Concerns about China have increased with the introduction of the country’s carbon trading system, which analysts say could allow energy companies to profit by fiddling the figures. Two years ago, China’s environment ministry found four companies auditing offset claims had routinely tampered with coal samples, doctored test results, concealed energy output data, and provided fictitious verification reports for their power-station clients, so cutting the declared emissions.
(The Wujing coal-fired power plant in Shanghai. RAUL ARIANO / BLOOMBERG VIA GETTY IMAGES)
Away from the energy industry, data discrepancies are often even greater. Emissions from some chemical processes and landfills are poorly assessed, says Solazzo. So are methane emissions from cattle and rice production, while estimates of the global releases of nitrous oxide from fertilized soils could be undercounted by a factor of three.

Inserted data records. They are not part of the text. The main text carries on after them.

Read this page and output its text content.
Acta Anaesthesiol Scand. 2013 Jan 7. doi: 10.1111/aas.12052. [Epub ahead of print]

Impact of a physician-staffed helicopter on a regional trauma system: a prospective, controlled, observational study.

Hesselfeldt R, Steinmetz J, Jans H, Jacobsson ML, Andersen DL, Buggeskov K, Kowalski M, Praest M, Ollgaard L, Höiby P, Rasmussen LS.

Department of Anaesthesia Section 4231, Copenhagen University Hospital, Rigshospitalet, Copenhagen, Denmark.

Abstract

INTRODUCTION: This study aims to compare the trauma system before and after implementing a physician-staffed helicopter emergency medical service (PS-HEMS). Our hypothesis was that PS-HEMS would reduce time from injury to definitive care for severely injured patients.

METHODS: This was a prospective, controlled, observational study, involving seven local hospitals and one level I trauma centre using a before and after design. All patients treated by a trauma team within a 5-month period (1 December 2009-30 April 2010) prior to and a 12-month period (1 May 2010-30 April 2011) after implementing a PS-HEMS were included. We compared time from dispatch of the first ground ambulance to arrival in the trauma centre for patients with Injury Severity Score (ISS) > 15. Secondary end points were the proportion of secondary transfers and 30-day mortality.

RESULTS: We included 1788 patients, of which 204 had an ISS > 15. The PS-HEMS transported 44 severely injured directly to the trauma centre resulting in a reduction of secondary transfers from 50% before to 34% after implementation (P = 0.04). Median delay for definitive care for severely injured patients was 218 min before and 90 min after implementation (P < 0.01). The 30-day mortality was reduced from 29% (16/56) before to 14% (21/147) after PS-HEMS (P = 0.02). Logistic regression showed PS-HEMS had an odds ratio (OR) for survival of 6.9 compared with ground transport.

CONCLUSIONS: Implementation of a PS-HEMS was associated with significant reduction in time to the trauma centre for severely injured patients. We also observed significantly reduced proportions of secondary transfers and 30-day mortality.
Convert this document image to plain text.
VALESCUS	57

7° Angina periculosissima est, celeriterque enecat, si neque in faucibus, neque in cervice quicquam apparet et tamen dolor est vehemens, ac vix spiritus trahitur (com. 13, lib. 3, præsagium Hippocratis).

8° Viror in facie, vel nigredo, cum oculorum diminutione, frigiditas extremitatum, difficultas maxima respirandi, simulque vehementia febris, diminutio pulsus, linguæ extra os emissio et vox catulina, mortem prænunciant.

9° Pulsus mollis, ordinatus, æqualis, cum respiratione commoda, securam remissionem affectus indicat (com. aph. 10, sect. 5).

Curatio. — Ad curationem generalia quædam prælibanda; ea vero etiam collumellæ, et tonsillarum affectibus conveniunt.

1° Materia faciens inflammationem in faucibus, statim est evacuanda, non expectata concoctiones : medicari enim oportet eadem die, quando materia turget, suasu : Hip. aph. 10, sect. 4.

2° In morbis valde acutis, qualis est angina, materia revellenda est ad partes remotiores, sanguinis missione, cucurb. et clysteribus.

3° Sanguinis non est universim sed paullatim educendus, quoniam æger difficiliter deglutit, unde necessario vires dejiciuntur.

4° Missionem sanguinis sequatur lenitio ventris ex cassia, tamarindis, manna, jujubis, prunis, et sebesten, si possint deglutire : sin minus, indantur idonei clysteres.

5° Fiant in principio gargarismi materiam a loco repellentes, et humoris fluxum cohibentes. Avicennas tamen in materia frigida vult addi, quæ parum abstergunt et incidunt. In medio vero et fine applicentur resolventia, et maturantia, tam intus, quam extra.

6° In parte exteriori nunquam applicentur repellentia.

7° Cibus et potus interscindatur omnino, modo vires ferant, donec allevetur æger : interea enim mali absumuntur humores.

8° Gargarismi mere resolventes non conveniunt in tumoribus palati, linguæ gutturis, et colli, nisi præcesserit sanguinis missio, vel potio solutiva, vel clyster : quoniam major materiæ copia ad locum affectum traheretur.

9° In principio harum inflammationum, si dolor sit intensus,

There may also be previously unconsidered anthropogenic emissions. This month, ecologist Trisha Atwood of Utah State University published calculations suggesting that fishing trawlers that churn up the ocean floor are releasing more CO2 into the atmosphere annually than Great Britain.
Then there are forests. Geographer Clemens Schwingshackl at the Ludwig-Maximilians University in Munich found that governments collectively claim their forests are soaking up 6 billion tons more CO2 each year than scientists can account for. That gap is more than total U.S. emissions from all activities.
The good news is that such ruses in national inventories are under ever greater scrutiny from improved aircraft- and satellite-based data collection. The accuracy of this work is being improved by better modeling of the tracks of pollution through the air and by testing air samples for carbon 14. This isotope, with a half-life of 5,700 years, is ever present in natural emissions of CO2 but absent from the burning of fossil fuels that have been buried for millions of years. NOAA researchers have recently used this to track U.S. fossil-fuel emissions more precisely and say they could do this for other nations too.
But the bad news is that this new data rarely reaches national inventories, which remain stuck in old, often self-serving, ways. While that continues, the data gaps between reported emissions and the actual gases accumulating in the atmosphere will persist. And the world will remain unclear about who is responsible and what is required to meet climate targets.